İnsanların en üstün ve faziletlisi hem ibadet ve taatın meşakkatlarına hem de yasaklara sabreden kimsedir.

Birçok kimseler, sıcak olsun soğuk olsun geceleri ibadet etme, gündüzleri oruç tutma meşakkatına sabrederler, fakat harama bakmamaya sabredemezler.

Bazısı da, haramlara bakmamaya sabrederler, fakat bu sefer iyilikleri yapmaya, kötülüklerden sakınmaya, kafirler ve münafıklar ile cihada sabredemezler.

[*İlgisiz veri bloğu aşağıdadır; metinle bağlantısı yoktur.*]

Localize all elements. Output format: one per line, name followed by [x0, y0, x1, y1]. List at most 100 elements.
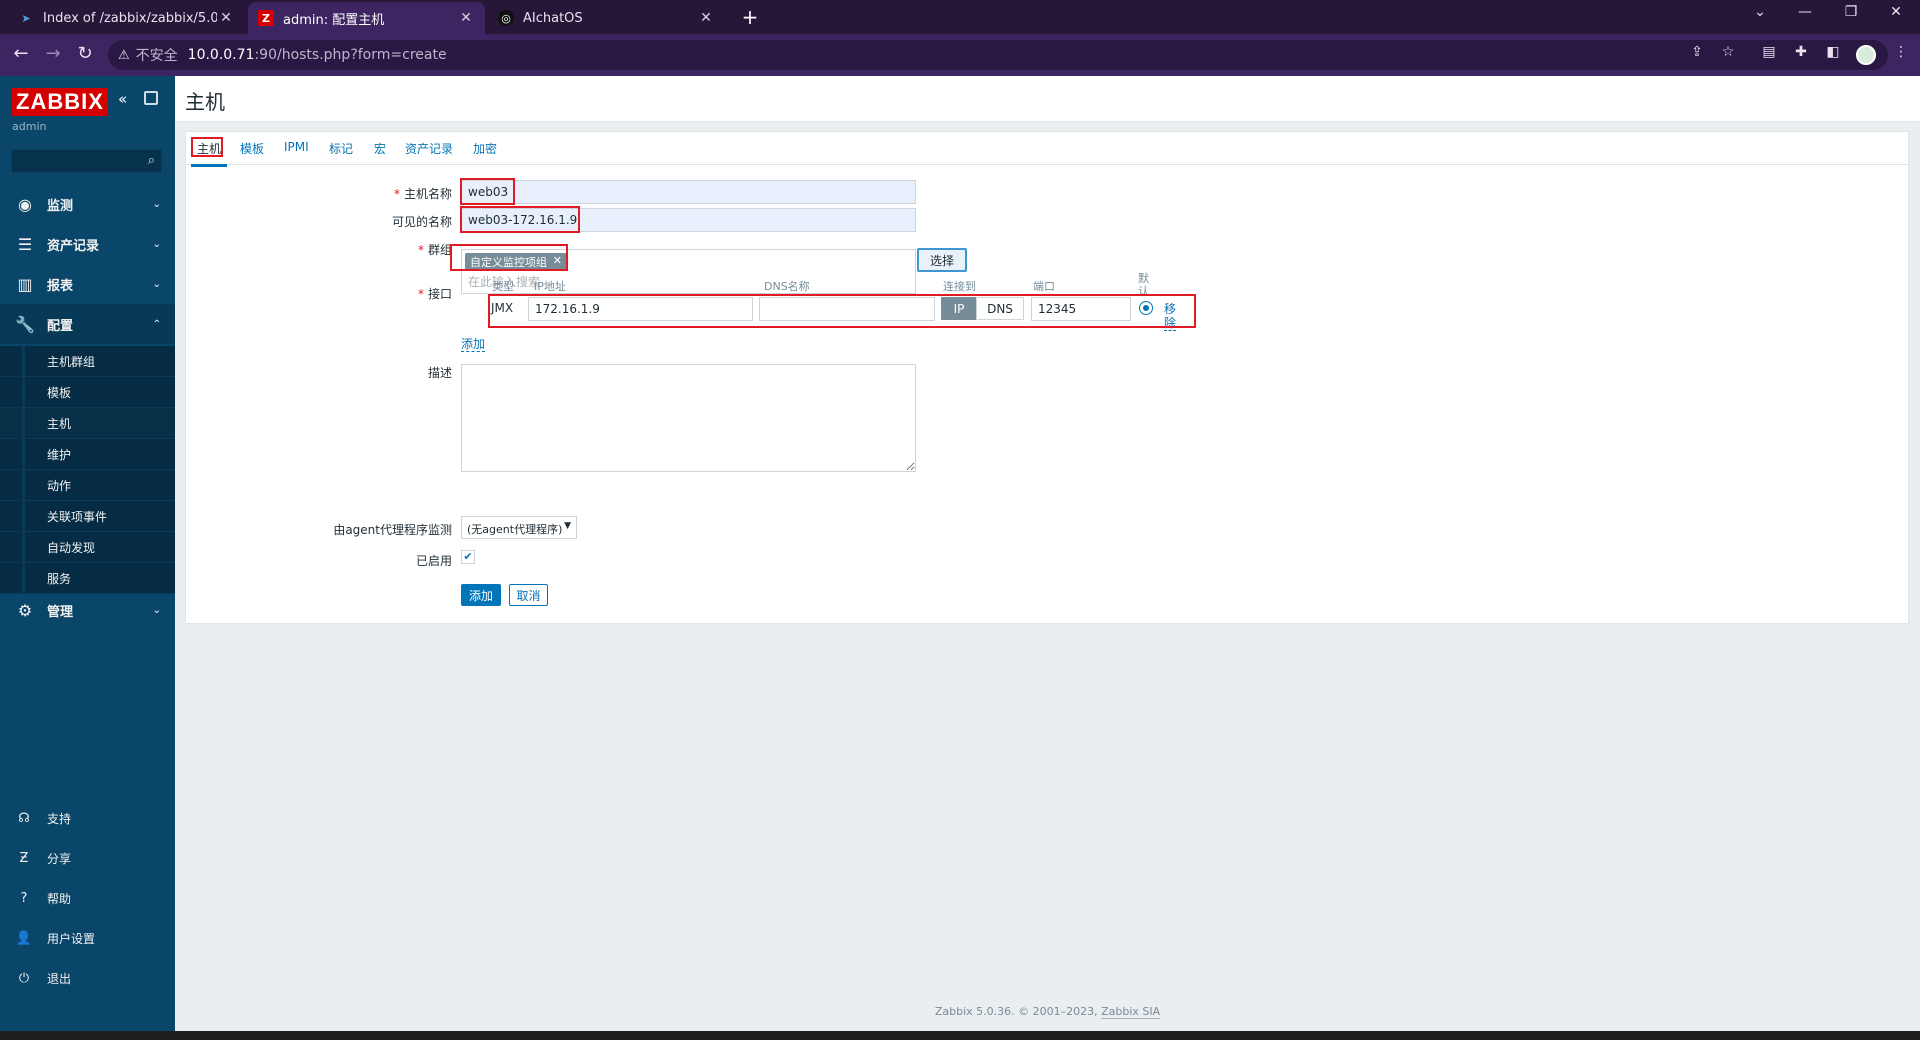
- star-icon[interactable]: ☆: [1717, 44, 1739, 60]
- close-icon[interactable]: ✕: [697, 10, 715, 26]
- tab-tags[interactable]: 标记: [329, 140, 353, 157]
- menu-administration[interactable]: ⚙ 管理 ⌄: [0, 590, 175, 630]
- sidebar-username: admin: [12, 120, 47, 133]
- zabbix-z-icon: Z: [258, 10, 274, 26]
- menu-configuration[interactable]: 🔧 配置 ⌃: [0, 304, 175, 344]
- connect-ip-toggle[interactable]: IP: [941, 297, 977, 320]
- submenu-discovery[interactable]: 自动发现: [0, 532, 175, 563]
- help-icon: ?: [20, 890, 28, 906]
- restore-icon[interactable]: ❐: [1836, 4, 1866, 20]
- proxy-select[interactable]: (无agent代理程序) ▼: [461, 516, 577, 539]
- tab-macros[interactable]: 宏: [374, 140, 386, 157]
- extension-icon[interactable]: ▤: [1758, 44, 1780, 60]
- tab-title: Index of /zabbix/zabbix/5.0/rh: [43, 10, 217, 26]
- submenu-event-correlation[interactable]: 关联项事件: [0, 501, 175, 532]
- remove-chip-icon[interactable]: ✕: [553, 254, 562, 267]
- tab-inventory[interactable]: 资产记录: [405, 140, 453, 157]
- enabled-checkbox[interactable]: ✔: [461, 550, 475, 564]
- url-bar[interactable]: ⚠ 不安全 10.0.0.71 :90/hosts.php?form=creat…: [108, 40, 1888, 70]
- menu-inventory[interactable]: ☰ 资产记录 ⌄: [0, 224, 175, 264]
- footer-label: 退出: [47, 971, 72, 986]
- interface-header-default: 默认: [1138, 272, 1149, 298]
- interface-dns-field[interactable]: [759, 297, 935, 321]
- select-groups-button[interactable]: 选择: [917, 248, 967, 272]
- power-icon: ⏻: [18, 970, 30, 986]
- default-interface-radio[interactable]: [1139, 301, 1153, 315]
- kiosk-mode-icon[interactable]: [144, 91, 158, 105]
- footer-user-settings[interactable]: 👤 用户设置: [0, 918, 175, 958]
- submenu-templates[interactable]: 模板: [0, 377, 175, 408]
- menu-icon[interactable]: ⋮: [1890, 44, 1912, 60]
- taskbar-strip: [0, 1031, 1920, 1040]
- forward-icon[interactable]: →: [41, 43, 65, 64]
- add-button[interactable]: 添加: [461, 584, 501, 606]
- url-host: 10.0.0.71: [187, 47, 255, 63]
- tab-templates[interactable]: 模板: [240, 140, 264, 157]
- search-icon[interactable]: ⌕: [148, 153, 155, 168]
- menu-monitoring[interactable]: ◉ 监测 ⌄: [0, 184, 175, 224]
- hostname-label: * 主机名称: [394, 185, 452, 202]
- tab-encryption[interactable]: 加密: [473, 140, 497, 157]
- submenu-maintenance[interactable]: 维护: [0, 439, 175, 470]
- footer-share[interactable]: Ƶ 分享: [0, 838, 175, 878]
- group-chip: 自定义监控项组 ✕: [465, 253, 567, 270]
- hostname-label-text: 主机名称: [403, 187, 452, 201]
- submenu-host-groups[interactable]: 主机群组: [0, 346, 175, 377]
- browser-tab-aichatos[interactable]: ◎ AIchatOS ✕: [488, 2, 725, 34]
- interface-header-type: 类型: [492, 280, 514, 293]
- sidebar: ZABBIX « admin ⌕ ◉ 监测 ⌄ ☰ 资产记录 ⌄ ▥ 报表 ⌄ …: [0, 76, 175, 1031]
- tab-ipmi[interactable]: IPMI: [284, 140, 309, 154]
- share-icon[interactable]: ⇪: [1686, 44, 1708, 60]
- groups-multiselect[interactable]: 自定义监控项组 ✕ 在此输入搜索: [461, 249, 916, 294]
- description-textarea[interactable]: [461, 364, 916, 472]
- puzzle-icon[interactable]: ✚: [1790, 44, 1812, 60]
- submenu-actions[interactable]: 动作: [0, 470, 175, 501]
- close-window-icon[interactable]: ✕: [1881, 4, 1911, 20]
- connect-dns-toggle[interactable]: DNS: [976, 297, 1024, 320]
- user-icon: 👤: [15, 930, 33, 946]
- footer-label: 分享: [47, 851, 72, 866]
- menu-reports[interactable]: ▥ 报表 ⌄: [0, 264, 175, 304]
- cancel-button[interactable]: 取消: [509, 584, 548, 606]
- footer-copyright: Zabbix 5.0.36. © 2001–2023,: [934, 1005, 1102, 1018]
- list-icon: ☰: [17, 234, 33, 254]
- tab-title: AIchatOS: [523, 10, 583, 26]
- menu-label: 管理: [47, 604, 74, 620]
- footer-signout[interactable]: ⏻ 退出: [0, 958, 175, 998]
- new-tab-button[interactable]: +: [738, 5, 762, 29]
- groups-label-text: 群组: [427, 243, 452, 257]
- interface-port-field[interactable]: 12345: [1031, 297, 1131, 321]
- menu-label: 资产记录: [47, 238, 100, 254]
- collapse-sidebar-icon[interactable]: «: [118, 90, 127, 108]
- remove-interface-link[interactable]: 移除: [1164, 302, 1177, 331]
- zabbix-logo[interactable]: ZABBIX: [12, 88, 108, 116]
- reload-icon[interactable]: ↻: [73, 43, 97, 64]
- required-marker: *: [417, 287, 424, 301]
- profile-avatar[interactable]: [1856, 45, 1876, 65]
- chevron-down-icon: ⌄: [152, 604, 161, 616]
- minimize-icon[interactable]: —: [1790, 4, 1820, 20]
- interface-ip-field[interactable]: 172.16.1.9: [528, 297, 753, 321]
- tab-search-icon[interactable]: ⌄: [1745, 4, 1775, 20]
- visible-name-field[interactable]: web03-172.16.1.9: [461, 208, 916, 232]
- submenu-hosts[interactable]: 主机: [0, 408, 175, 439]
- hostname-field[interactable]: web03: [461, 180, 916, 204]
- page-title: 主机: [185, 90, 225, 114]
- zabbix-sia-link[interactable]: Zabbix SIA: [1101, 1005, 1161, 1019]
- footer-support[interactable]: ☊ 支持: [0, 798, 175, 838]
- interface-type: JMX: [491, 301, 514, 315]
- close-icon[interactable]: ✕: [217, 10, 235, 26]
- back-icon[interactable]: ←: [9, 43, 33, 64]
- close-icon[interactable]: ✕: [457, 10, 475, 26]
- tab-title: admin: 配置主机: [283, 12, 385, 28]
- browser-tab-zabbix[interactable]: Z admin: 配置主机 ✕: [248, 2, 485, 34]
- browser-tab-index[interactable]: ➤ Index of /zabbix/zabbix/5.0/rh ✕: [8, 2, 245, 34]
- sidepanel-icon[interactable]: ◧: [1822, 44, 1844, 60]
- tab-host[interactable]: 主机: [190, 140, 228, 167]
- warning-icon: ⚠: [118, 47, 130, 63]
- sidebar-search-input[interactable]: ⌕: [11, 149, 162, 173]
- footer-label: 支持: [47, 811, 72, 826]
- footer-help[interactable]: ? 帮助: [0, 878, 175, 918]
- add-interface-link[interactable]: 添加: [461, 337, 486, 352]
- menu-label: 报表: [47, 278, 74, 294]
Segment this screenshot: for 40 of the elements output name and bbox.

İnsanlardan çokları ise bunlardan hiçbirine sabredemez.

Bunların hepsine sabredenler de çok çok azdır.

Denildi ki: "sabır, heva ve şehvet kuvvetinin karşısında akıl ve din kuvvetini hakim kılmaktır."

Yani insan tabiatı, sevdiği şeyleri elde etmeye çalışır, akıl ve din kuvveti ise buna karşı çıkar, savaş bunlar arasında devam eder. Bu savaşın meydanı, kulun kalbi, sabır, şecaat ve sebattır.